From another aspect, the society at present serves as an evidence of Baudrillard’s assumption in “symbolic exchange”.[3] In postmodern society, the behavior of consumption is not only based on the value of production but also the added values including symbol, identity and images. The price is not equivalent to the quality of the product; furthermore it demonstrates an additional value behind brand, style, design, concept and philosophy. When a virtual object is placed into the market as a real object through trading and exchanging, the consumer purchases an image, an ideology, a story or an aura instead of a real thing. Images, signs and information become real beings in the consumer society. The content of product is redefined by symbol and images; the form of exchange is operated beyond the geographic boundary, cultural differences and the power of hierarchy. It represents the characteristics of postmodernity: individual, uniqueness, diversification and nomad on the one hand, and the power of public on the other.

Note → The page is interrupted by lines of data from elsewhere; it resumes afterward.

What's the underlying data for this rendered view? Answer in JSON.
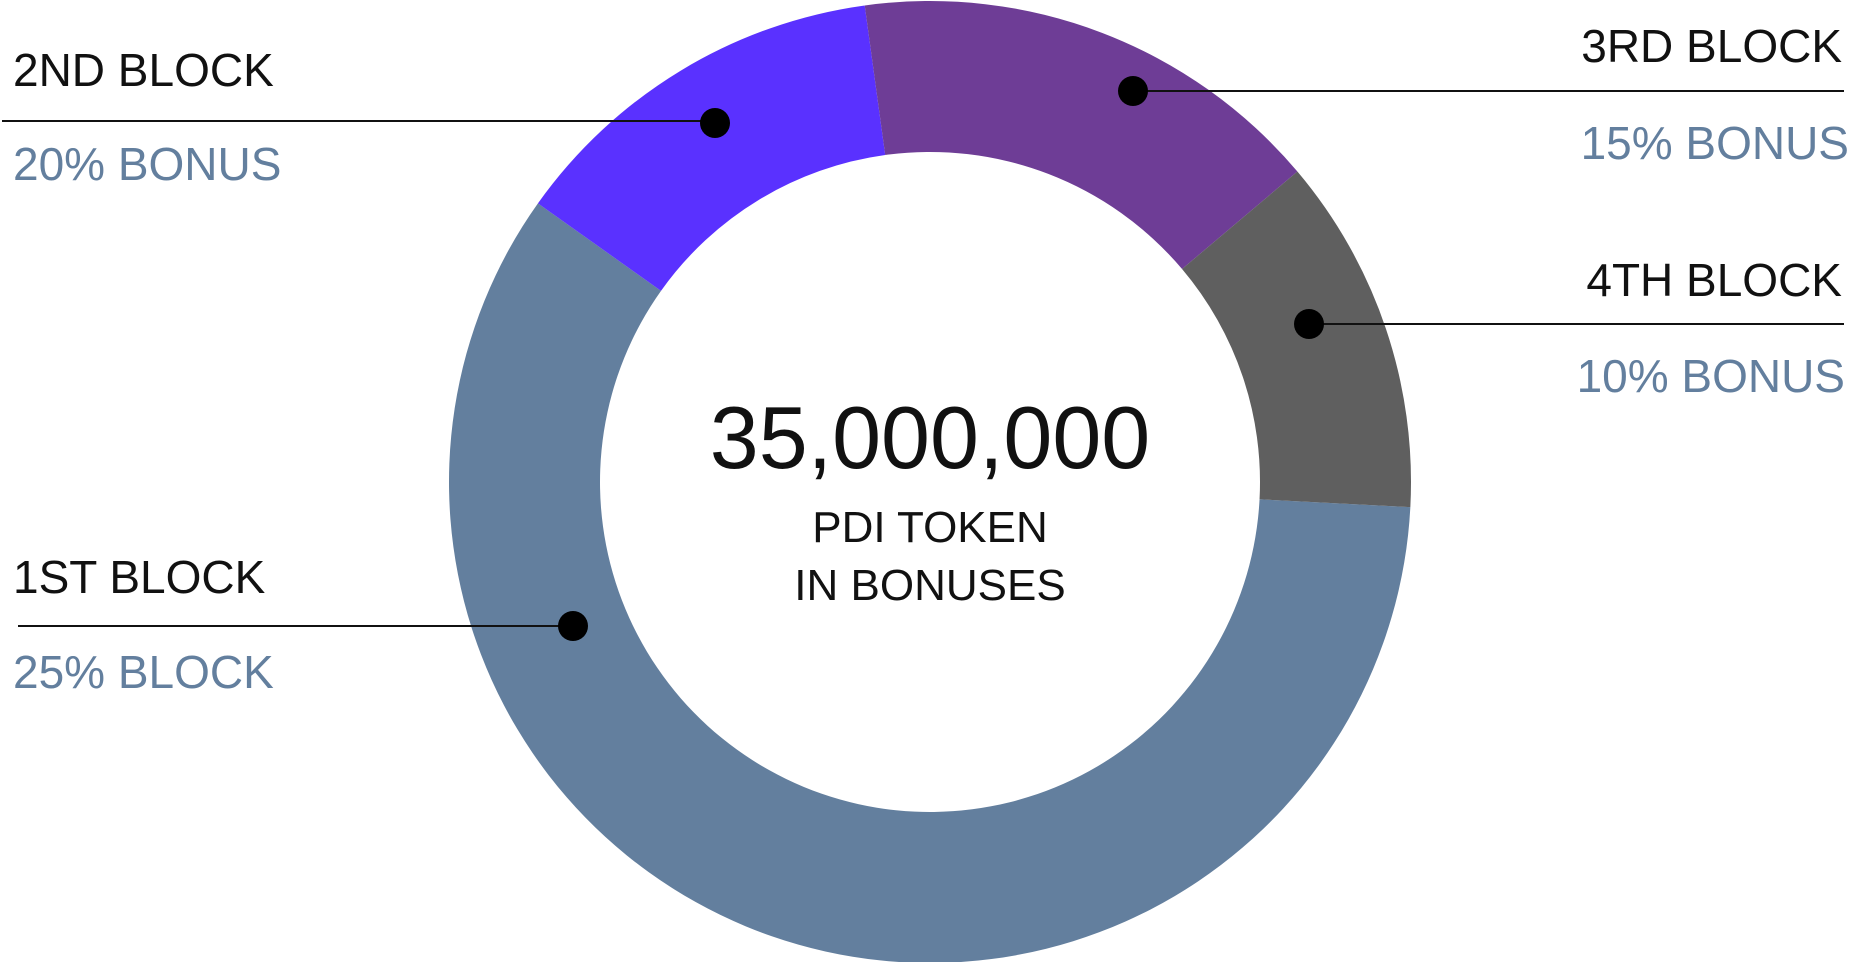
{
  "chart_data": {
    "type": "pie",
    "variant": "donut",
    "categories": [
      "1ST BLOCK",
      "2ND BLOCK",
      "3RD BLOCK",
      "4TH BLOCK"
    ],
    "values": [
      59,
      13,
      16,
      12
    ],
    "colors": [
      "#637f9e",
      "#5a31ff",
      "#6e3d96",
      "#5f5f5f"
    ],
    "segment_labels": [
      {
        "name": "1ST BLOCK",
        "bonus": "25% BLOCK",
        "side": "left"
      },
      {
        "name": "2ND BLOCK",
        "bonus": "20% BONUS",
        "side": "left"
      },
      {
        "name": "3RD BLOCK",
        "bonus": "15% BONUS",
        "side": "right"
      },
      {
        "name": "4TH BLOCK",
        "bonus": "10% BONUS",
        "side": "right"
      }
    ],
    "center": {
      "total": "35,000,000",
      "caption_line1": "PDI TOKEN",
      "caption_line2": "IN BONUSES"
    },
    "bonus_text_color": "#637f9e",
    "title": "",
    "legend": "none"
  }
}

Today urban screen can be regarded as a phenomenon of symbolic exchange transformed by visual representations into urban landscape. Since the early 2000s, a number of pioneering groups including realities: united, UNStudio, urbanscreen, ag4, LAb [au] and Diller Scofidio + Renfro have explored the notion of urban context with a variety of experiments in media facades, which transform architecture into the form of media. On the one hand, urban screen is an architecture of communication over the space which identities the meaning of urban space and itself; on the other hand, urban screen is a media approach to data exchange which expresses the nature of postmodern society – a culture of symbolic consumption.
[1] Koolhaas, Rem. (2000) The Pritzker Architecture Prize. The Hyatt Foundation.
[2] Debord, Guy. (1967) Society of the Spectacle. London, Rebel Press.
[3] Baudrillard, Jean. (1970) The Consumer Society: Myths and Structures. London, Sage Publication Ltd.